Il segno è l’altro – Mt 11,29-32

Il segno è l’altro – Mt 11,29-32

In quel tempo, mentre le folle si accalcavano, Gesù cominciò a dire:
«Questa generazione è una generazione malvagia; essa cerca un segno, ma non le sarà dato alcun segno, se non il segno di Giona. Poiché, come Giona fu un segno per quelli di Nìnive, così anche il Figlio dell’uomo lo sarà per questa generazione.
Nel giorno del giudizio, la regina del Sud si alzerà contro gli uomini di questa generazione e li condannerà, perché ella venne dagli estremi confini della terra per ascoltare la sapienza di Salomone. Ed ecco, qui vi è uno più grande di Salomone.
Nel giorno del giudizio, gli abitanti di Nìnive si alzeranno contro questa generazione e la condanneranno, perché essi alla predicazione di Giona si convertirono. Ed ecco, qui vi è uno più grande di Giona».

Siamo sempre alla ricerca di un segno per credere, ieri come oggi. Andiamo per santuari sperando di essere i destinatari di rivelazioni straordinarie, osanniamo veggenti e santoni di ogni specie che spesso non sono altro che dei ciarlatani o degli invasati, lupi solitari privi di ogni radicamento comunitario.

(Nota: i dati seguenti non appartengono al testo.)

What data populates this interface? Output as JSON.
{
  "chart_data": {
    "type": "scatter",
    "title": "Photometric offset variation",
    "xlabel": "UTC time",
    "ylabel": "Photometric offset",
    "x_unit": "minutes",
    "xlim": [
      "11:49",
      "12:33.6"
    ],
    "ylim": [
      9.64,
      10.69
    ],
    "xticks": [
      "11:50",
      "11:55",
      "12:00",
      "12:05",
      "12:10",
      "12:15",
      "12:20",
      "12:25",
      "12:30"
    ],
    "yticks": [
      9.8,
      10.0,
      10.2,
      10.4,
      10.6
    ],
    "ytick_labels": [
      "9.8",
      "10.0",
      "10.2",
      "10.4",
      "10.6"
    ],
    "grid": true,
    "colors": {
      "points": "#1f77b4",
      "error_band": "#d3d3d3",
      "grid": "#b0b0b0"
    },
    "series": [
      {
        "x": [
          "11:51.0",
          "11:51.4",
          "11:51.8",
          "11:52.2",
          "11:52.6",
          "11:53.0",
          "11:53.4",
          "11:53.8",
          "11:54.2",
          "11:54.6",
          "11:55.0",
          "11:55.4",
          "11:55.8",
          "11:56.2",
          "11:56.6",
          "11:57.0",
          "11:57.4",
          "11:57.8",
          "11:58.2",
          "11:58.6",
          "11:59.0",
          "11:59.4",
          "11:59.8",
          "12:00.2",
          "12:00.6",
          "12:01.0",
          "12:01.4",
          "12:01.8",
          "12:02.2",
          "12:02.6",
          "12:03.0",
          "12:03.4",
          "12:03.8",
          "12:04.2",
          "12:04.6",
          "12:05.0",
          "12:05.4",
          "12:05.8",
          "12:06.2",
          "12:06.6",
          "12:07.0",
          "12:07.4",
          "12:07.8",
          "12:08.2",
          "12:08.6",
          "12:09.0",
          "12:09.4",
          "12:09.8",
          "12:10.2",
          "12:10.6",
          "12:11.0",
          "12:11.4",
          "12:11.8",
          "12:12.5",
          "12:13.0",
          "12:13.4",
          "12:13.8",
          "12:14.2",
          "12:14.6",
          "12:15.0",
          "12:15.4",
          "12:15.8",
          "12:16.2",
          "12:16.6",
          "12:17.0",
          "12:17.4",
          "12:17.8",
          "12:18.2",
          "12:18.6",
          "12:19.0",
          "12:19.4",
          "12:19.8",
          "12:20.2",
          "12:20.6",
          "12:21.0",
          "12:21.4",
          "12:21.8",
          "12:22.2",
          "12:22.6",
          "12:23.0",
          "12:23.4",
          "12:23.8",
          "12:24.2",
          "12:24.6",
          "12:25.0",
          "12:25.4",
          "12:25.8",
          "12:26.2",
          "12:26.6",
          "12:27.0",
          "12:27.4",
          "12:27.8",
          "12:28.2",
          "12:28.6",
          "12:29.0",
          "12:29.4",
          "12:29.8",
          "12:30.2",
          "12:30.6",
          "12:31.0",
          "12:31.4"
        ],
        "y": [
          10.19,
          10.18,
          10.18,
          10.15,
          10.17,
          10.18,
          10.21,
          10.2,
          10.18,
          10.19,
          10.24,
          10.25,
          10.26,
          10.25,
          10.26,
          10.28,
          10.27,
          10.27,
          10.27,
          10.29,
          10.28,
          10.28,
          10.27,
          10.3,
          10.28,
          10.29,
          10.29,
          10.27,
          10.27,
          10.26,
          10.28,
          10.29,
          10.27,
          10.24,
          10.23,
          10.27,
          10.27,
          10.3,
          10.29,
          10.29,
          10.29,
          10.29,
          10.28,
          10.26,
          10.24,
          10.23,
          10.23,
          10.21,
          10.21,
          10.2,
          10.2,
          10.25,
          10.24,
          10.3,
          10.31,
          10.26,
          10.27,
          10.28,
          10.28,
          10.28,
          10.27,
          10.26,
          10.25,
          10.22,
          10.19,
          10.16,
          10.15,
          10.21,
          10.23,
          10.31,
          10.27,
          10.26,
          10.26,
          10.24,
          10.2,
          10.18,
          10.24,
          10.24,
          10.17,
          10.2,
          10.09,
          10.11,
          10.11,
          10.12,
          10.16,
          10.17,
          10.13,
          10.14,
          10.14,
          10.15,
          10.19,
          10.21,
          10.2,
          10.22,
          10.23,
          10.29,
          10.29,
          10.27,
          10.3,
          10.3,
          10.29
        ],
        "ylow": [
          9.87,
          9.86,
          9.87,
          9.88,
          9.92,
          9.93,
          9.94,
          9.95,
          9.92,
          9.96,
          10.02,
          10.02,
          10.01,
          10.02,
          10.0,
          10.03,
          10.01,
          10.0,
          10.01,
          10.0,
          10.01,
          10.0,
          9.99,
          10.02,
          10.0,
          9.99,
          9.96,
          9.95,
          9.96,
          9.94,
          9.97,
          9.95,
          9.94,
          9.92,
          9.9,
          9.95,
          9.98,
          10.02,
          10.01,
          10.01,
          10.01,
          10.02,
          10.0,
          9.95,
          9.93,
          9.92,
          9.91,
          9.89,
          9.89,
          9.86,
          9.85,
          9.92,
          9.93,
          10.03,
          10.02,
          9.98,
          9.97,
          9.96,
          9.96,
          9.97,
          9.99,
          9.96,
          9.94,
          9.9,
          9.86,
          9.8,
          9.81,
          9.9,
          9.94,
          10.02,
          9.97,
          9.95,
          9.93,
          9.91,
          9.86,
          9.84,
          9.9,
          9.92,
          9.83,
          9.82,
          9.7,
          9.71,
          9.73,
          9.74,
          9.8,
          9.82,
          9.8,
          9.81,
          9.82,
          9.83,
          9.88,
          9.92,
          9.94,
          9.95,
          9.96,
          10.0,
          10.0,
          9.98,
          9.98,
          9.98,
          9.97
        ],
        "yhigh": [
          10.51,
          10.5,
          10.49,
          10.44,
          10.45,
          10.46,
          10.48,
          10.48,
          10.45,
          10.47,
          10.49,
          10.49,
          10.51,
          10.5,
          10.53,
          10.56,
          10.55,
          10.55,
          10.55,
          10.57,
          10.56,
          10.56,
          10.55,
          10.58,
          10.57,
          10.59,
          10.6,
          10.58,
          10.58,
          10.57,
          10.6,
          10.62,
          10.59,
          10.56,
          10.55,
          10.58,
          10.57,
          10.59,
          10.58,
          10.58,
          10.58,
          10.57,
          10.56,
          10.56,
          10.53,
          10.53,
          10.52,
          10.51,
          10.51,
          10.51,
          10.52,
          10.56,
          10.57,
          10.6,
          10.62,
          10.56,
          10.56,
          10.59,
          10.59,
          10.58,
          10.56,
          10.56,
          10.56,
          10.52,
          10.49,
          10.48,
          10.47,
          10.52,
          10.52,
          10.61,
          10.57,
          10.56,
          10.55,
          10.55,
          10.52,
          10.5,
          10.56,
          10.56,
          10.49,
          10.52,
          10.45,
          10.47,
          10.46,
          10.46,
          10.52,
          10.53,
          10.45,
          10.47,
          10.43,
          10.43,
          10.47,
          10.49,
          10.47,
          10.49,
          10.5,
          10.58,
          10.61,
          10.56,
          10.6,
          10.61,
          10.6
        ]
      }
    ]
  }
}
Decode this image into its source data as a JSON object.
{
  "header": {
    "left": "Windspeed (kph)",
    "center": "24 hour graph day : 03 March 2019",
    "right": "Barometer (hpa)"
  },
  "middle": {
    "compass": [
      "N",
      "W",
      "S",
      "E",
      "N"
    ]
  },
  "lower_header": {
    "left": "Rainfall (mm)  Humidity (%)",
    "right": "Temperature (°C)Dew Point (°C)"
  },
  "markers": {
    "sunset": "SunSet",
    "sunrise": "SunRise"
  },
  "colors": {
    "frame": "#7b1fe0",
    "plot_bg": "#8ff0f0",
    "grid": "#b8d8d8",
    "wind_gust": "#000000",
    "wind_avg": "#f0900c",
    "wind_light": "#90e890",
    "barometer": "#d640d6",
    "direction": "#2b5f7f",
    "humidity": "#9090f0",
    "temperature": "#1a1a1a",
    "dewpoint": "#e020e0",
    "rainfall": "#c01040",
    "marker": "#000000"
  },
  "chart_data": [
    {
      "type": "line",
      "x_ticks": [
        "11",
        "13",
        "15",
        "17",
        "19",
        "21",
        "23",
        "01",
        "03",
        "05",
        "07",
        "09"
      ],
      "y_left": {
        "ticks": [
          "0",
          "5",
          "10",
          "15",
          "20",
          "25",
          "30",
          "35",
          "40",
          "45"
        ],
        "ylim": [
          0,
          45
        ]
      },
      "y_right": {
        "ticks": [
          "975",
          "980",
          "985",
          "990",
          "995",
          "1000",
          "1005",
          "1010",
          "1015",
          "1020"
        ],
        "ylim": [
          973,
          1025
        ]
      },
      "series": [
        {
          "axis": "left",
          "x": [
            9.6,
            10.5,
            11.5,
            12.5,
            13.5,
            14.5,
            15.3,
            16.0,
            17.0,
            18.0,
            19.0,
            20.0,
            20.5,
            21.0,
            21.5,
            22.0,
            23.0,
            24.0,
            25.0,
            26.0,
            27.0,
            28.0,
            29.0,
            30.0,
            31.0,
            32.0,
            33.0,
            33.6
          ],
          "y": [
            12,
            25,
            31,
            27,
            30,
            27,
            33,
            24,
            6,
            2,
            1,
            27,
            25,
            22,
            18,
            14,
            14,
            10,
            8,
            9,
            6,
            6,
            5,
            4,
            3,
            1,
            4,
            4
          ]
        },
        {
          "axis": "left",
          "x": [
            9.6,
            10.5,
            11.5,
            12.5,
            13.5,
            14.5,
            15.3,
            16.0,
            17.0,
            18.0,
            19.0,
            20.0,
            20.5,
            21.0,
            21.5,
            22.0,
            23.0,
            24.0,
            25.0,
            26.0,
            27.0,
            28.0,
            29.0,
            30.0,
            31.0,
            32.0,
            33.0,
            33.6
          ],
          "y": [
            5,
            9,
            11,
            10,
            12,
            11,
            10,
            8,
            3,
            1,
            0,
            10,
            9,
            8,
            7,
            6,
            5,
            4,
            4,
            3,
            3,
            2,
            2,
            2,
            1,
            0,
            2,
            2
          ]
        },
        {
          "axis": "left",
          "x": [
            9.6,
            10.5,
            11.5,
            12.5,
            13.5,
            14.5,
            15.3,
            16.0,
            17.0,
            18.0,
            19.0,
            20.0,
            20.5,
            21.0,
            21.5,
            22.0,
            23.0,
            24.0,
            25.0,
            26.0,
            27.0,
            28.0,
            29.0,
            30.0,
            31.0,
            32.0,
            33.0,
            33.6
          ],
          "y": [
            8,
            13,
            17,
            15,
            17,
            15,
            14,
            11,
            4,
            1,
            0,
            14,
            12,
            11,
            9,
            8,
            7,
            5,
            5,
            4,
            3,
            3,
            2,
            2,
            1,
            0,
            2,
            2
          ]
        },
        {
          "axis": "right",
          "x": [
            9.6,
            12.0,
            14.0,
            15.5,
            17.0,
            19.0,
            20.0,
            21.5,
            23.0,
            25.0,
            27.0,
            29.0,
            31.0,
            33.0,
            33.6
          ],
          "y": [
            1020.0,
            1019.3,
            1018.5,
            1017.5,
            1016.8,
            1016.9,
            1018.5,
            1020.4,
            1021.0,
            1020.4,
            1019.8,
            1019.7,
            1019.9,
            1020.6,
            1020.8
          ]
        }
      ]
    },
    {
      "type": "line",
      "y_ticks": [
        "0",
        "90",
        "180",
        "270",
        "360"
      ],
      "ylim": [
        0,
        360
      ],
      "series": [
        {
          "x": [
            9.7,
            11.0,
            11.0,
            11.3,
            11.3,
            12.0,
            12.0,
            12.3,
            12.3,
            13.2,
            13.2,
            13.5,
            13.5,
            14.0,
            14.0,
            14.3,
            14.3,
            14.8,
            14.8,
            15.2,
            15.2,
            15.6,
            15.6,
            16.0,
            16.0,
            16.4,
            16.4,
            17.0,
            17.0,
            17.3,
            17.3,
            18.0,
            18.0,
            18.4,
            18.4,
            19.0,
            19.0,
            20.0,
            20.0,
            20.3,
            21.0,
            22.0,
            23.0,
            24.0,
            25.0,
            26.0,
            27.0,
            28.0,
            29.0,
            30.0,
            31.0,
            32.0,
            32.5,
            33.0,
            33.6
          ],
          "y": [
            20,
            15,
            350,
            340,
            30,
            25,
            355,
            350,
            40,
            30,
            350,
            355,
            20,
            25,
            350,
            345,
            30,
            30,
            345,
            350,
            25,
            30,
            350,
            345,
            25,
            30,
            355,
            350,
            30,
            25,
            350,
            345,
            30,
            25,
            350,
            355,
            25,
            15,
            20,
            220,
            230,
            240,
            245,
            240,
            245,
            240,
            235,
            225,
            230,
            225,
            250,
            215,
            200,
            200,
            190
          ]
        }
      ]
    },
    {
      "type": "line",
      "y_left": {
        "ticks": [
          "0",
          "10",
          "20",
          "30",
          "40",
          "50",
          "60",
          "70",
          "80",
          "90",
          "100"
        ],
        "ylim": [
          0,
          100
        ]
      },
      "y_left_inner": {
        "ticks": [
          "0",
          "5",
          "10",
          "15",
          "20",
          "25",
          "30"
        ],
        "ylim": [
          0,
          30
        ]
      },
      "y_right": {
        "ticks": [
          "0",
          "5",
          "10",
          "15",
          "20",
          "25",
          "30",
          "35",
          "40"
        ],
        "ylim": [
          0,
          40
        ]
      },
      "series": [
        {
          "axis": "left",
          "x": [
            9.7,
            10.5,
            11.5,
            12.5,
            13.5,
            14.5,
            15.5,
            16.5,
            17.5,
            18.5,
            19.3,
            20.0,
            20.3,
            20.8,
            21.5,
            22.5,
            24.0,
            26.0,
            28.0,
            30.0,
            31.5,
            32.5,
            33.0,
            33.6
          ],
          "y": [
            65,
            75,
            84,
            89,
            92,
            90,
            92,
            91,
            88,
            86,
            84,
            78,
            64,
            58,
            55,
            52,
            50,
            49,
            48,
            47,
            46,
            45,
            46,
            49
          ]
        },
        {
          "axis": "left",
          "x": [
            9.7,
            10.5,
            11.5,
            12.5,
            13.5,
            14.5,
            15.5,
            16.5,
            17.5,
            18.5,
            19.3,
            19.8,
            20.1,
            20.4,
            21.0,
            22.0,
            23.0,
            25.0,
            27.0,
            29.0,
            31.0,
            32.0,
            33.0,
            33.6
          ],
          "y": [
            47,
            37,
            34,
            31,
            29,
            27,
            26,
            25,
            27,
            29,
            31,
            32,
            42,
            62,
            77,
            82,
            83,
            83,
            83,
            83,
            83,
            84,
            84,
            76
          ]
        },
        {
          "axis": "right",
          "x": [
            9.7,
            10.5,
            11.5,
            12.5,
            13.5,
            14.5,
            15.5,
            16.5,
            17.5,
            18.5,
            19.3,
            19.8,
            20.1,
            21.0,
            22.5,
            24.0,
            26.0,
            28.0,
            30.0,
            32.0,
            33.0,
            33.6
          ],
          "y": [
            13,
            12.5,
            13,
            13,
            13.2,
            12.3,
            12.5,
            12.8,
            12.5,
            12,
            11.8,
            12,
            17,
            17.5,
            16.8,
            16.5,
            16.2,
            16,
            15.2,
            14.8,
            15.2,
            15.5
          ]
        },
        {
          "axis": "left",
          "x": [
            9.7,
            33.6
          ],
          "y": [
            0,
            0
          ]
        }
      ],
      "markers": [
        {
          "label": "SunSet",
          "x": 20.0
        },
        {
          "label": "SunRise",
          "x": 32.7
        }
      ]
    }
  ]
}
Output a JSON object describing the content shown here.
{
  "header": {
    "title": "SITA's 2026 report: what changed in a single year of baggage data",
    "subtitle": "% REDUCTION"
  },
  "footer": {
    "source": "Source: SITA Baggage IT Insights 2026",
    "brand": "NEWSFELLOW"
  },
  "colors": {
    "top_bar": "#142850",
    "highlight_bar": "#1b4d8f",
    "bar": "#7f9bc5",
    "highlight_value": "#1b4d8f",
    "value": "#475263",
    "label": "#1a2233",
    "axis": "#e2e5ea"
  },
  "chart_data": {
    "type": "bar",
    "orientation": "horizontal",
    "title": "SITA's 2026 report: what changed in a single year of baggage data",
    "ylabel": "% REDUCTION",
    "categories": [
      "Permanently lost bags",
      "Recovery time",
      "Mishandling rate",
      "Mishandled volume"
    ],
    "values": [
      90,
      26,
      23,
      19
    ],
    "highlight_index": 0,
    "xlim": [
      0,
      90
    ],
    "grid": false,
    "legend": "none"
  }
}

L’appartenenza a una comunità cristiana è sempre un buono criterio, non l’unico certo, ma decisivo in questi casi, di un cammino che si nutre di Vangelo.

Gesù è duro su questo punto e la sua parola alla folla è di rimprovero. Veniamo richiamati tutti quanti dall’invito a non cercare dei segni esterni a noi, ma dentro di noi, segni di conversione, segni semplici che testimoniano che noi stessi dobbiamo diventare segno, come gli abitanti di Ninive.

La rinuncia ad ogni forma di violenza assunta come decisione personale libera, questo indica che il cammino intrapreso è fecondo e ha una destinazione non immaginaria ma reale, capace di costruire storia e legami rispettosi.

Il segno è l’altro, il suo volto e le sue ferite e il suo desiderio di essere chiamato per nome. Come suggerisce papa Francesco la sapienza da apprendere è quella dell’altro: non dare risposte ma condividere. E non perdere il buonumore che, invece, la ricerca ossessiva di segni è capace di spegnere.